Segundo ele, os bancos tradicionais que atendem na Europa são “conservadores” quando o assunto são imigrantes, o que dificulta a abertura de contas por jovens estrangeiros que querem movimentar dinheiro para fora do país ou podem fechar a conta rapidamente ao voltarem a seus países de origem.
O banco digital vinculado à escola de Mascarenhas deve abrir as primeiras 200 contas testes no fim de agosto, com expectativa de atingir 10 mil contas abertas até o final do ano. Segundo ele, o objetivo é atender principalmente brasileiros que chegam à Europa para estudar e que podem, no futuro, continuar com a instituição financeira ao escolher ficar à procura de trabalho.
Recebendo dinheiro no exterior
Segundo a RemessaOnline, com dados obtidos com exclusividade pela Bloomberg Línea, as remessas originadas no continente europeu com destino ao Brasil aumentaram em 276% do primeiro semestre de 2021 até o mesmo período de 2022. O número de clientes captados pela empresa cresceu em percentual similar, enquanto os valores movimentados em reais subiram 48%.
Os valores dizem respeito apenas às operações de brasileiros que estão vivendo na Europa com vínculos econômicos mantidos com o país.
A demanda crescente por esse tipo de serviço tem se mostrado uma oportunidade de negócios para diferentes fintechs e companhias.
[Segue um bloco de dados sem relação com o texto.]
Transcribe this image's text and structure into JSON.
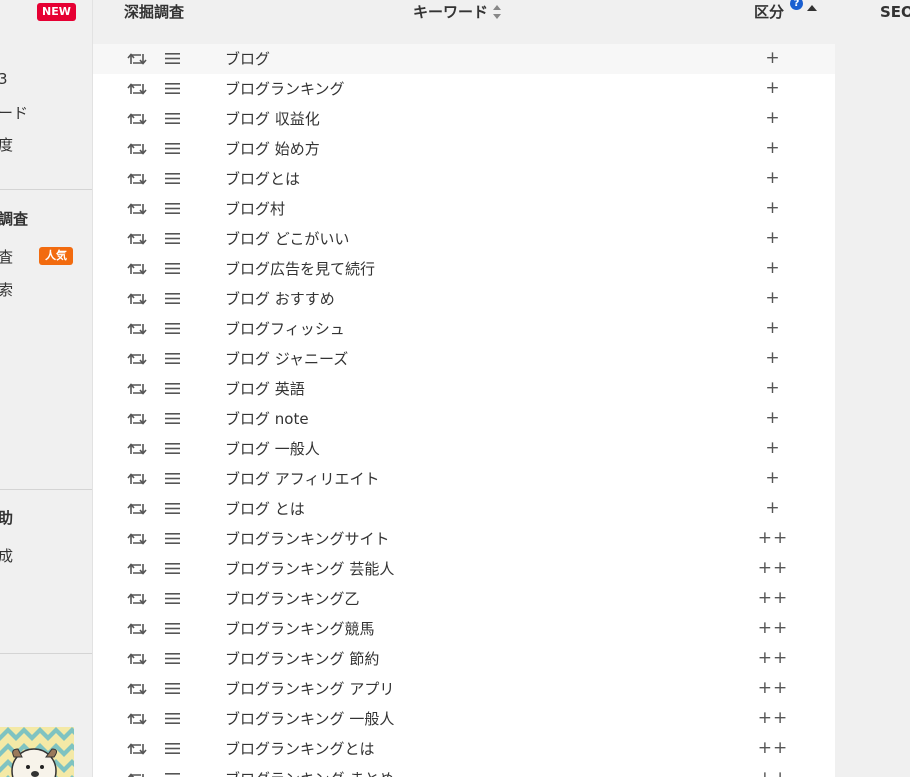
{
  "sidebar": {
    "new_badge": "NEW",
    "popular_badge": "人気",
    "items": [
      {
        "label": "3"
      },
      {
        "label": "ード"
      },
      {
        "label": "度"
      },
      {
        "label": "調査"
      },
      {
        "label": "査"
      },
      {
        "label": "索"
      },
      {
        "label": "助"
      },
      {
        "label": "成"
      }
    ]
  },
  "table": {
    "headers": {
      "deep_search": "深掘調査",
      "keyword": "キーワード",
      "category": "区分",
      "seo": "SEO"
    },
    "help_icon_label": "?",
    "rows": [
      {
        "keyword": "ブログ",
        "category": "+"
      },
      {
        "keyword": "ブログランキング",
        "category": "+"
      },
      {
        "keyword": "ブログ 収益化",
        "category": "+"
      },
      {
        "keyword": "ブログ 始め方",
        "category": "+"
      },
      {
        "keyword": "ブログとは",
        "category": "+"
      },
      {
        "keyword": "ブログ村",
        "category": "+"
      },
      {
        "keyword": "ブログ どこがいい",
        "category": "+"
      },
      {
        "keyword": "ブログ広告を見て続行",
        "category": "+"
      },
      {
        "keyword": "ブログ おすすめ",
        "category": "+"
      },
      {
        "keyword": "ブログフィッシュ",
        "category": "+"
      },
      {
        "keyword": "ブログ ジャニーズ",
        "category": "+"
      },
      {
        "keyword": "ブログ 英語",
        "category": "+"
      },
      {
        "keyword": "ブログ note",
        "category": "+"
      },
      {
        "keyword": "ブログ 一般人",
        "category": "+"
      },
      {
        "keyword": "ブログ アフィリエイト",
        "category": "+"
      },
      {
        "keyword": "ブログ とは",
        "category": "+"
      },
      {
        "keyword": "ブログランキングサイト",
        "category": "++"
      },
      {
        "keyword": "ブログランキング 芸能人",
        "category": "++"
      },
      {
        "keyword": "ブログランキング乙",
        "category": "++"
      },
      {
        "keyword": "ブログランキング競馬",
        "category": "++"
      },
      {
        "keyword": "ブログランキング 節約",
        "category": "++"
      },
      {
        "keyword": "ブログランキング アプリ",
        "category": "++"
      },
      {
        "keyword": "ブログランキング 一般人",
        "category": "++"
      },
      {
        "keyword": "ブログランキングとは",
        "category": "++"
      },
      {
        "keyword": "ブログランキング まとめ",
        "category": "++"
      }
    ]
  },
  "colors": {
    "new_badge": "#e60033",
    "popular_badge": "#f26b0f",
    "help_icon": "#1a5fd1",
    "sidebar_bg": "#f0f0f0",
    "table_bg": "#ffffff"
  }
}
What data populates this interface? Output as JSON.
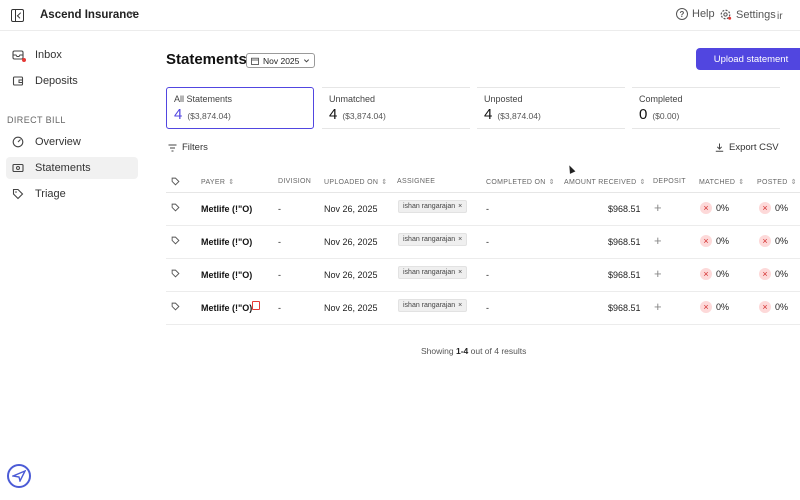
{
  "topbar": {
    "org_name": "Ascend Insurance",
    "help_label": "Help",
    "settings_label": "Settings",
    "avatar_initials": "ir"
  },
  "sidebar": {
    "items_top": [
      {
        "label": "Inbox",
        "icon": "inbox-icon"
      },
      {
        "label": "Deposits",
        "icon": "wallet-icon"
      }
    ],
    "section_label": "DIRECT BILL",
    "items_section": [
      {
        "label": "Overview",
        "icon": "gauge-icon"
      },
      {
        "label": "Statements",
        "icon": "statements-icon",
        "active": true
      },
      {
        "label": "Triage",
        "icon": "tag-icon"
      }
    ]
  },
  "header": {
    "title": "Statements",
    "date_value": "Nov 2025",
    "upload_label": "Upload statement"
  },
  "stats": [
    {
      "label": "All Statements",
      "count": "4",
      "amount": "($3,874.04)",
      "active": true
    },
    {
      "label": "Unmatched",
      "count": "4",
      "amount": "($3,874.04)"
    },
    {
      "label": "Unposted",
      "count": "4",
      "amount": "($3,874.04)"
    },
    {
      "label": "Completed",
      "count": "0",
      "amount": "($0.00)"
    }
  ],
  "toolbar": {
    "filters_label": "Filters",
    "export_label": "Export CSV"
  },
  "table": {
    "columns": [
      "PAYER",
      "DIVISION",
      "UPLOADED ON",
      "ASSIGNEE",
      "COMPLETED ON",
      "AMOUNT RECEIVED",
      "DEPOSIT",
      "MATCHED",
      "POSTED"
    ],
    "rows": [
      {
        "payer": "Metlife (!\"O)",
        "division": "-",
        "uploaded": "Nov 26, 2025",
        "assignee": "ishan rangarajan",
        "completed": "-",
        "amount": "$968.51",
        "matched": "0%",
        "posted": "0%",
        "flag": false
      },
      {
        "payer": "Metlife (!\"O)",
        "division": "-",
        "uploaded": "Nov 26, 2025",
        "assignee": "ishan rangarajan",
        "completed": "-",
        "amount": "$968.51",
        "matched": "0%",
        "posted": "0%",
        "flag": false
      },
      {
        "payer": "Metlife (!\"O)",
        "division": "-",
        "uploaded": "Nov 26, 2025",
        "assignee": "ishan rangarajan",
        "completed": "-",
        "amount": "$968.51",
        "matched": "0%",
        "posted": "0%",
        "flag": false
      },
      {
        "payer": "Metlife (!\"O)",
        "division": "-",
        "uploaded": "Nov 26, 2025",
        "assignee": "ishan rangarajan",
        "completed": "-",
        "amount": "$968.51",
        "matched": "0%",
        "posted": "0%",
        "flag": true
      }
    ]
  },
  "footer": {
    "prefix": "Showing ",
    "range": "1-4",
    "suffix": " out of 4 results"
  },
  "colors": {
    "accent": "#5146e0",
    "danger": "#d32f2f"
  }
}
Além da própria RemessaOnline, plataformas como a Wise, a Western Union e a Cloudbreak atuam nesse segmento.
Outra maneira de fazer transferências é por meio de alguns bancos digitais, com uma transferência bancária, ou pelos Correios - em que o estudante ou trabalhador vai até uma agência para receber ou, se estiver no exterior, mandar dinheiro físico para o Brasil.
A Irlanda tem um dos salários mínimos mais altos da Europa, acima de países como Portugal e Espanha. O valor é no mínimo 10,50 euros, ou cerca de R$ 55, por hora trabalhada.
Com as mudanças no regime de trabalho por causa da pandemia e com a desvalorização do real frente a moedas como o dólar e o euro, as remessas de brasileiros que vivem no exterior têm batido recordes. Em maio, foram registrados US$ 345 milhões de receitas de transferências pessoais, segundo dados do Banco Central. Em fevereiro de 2019, as transferências haviam somado US$ 193 milhões.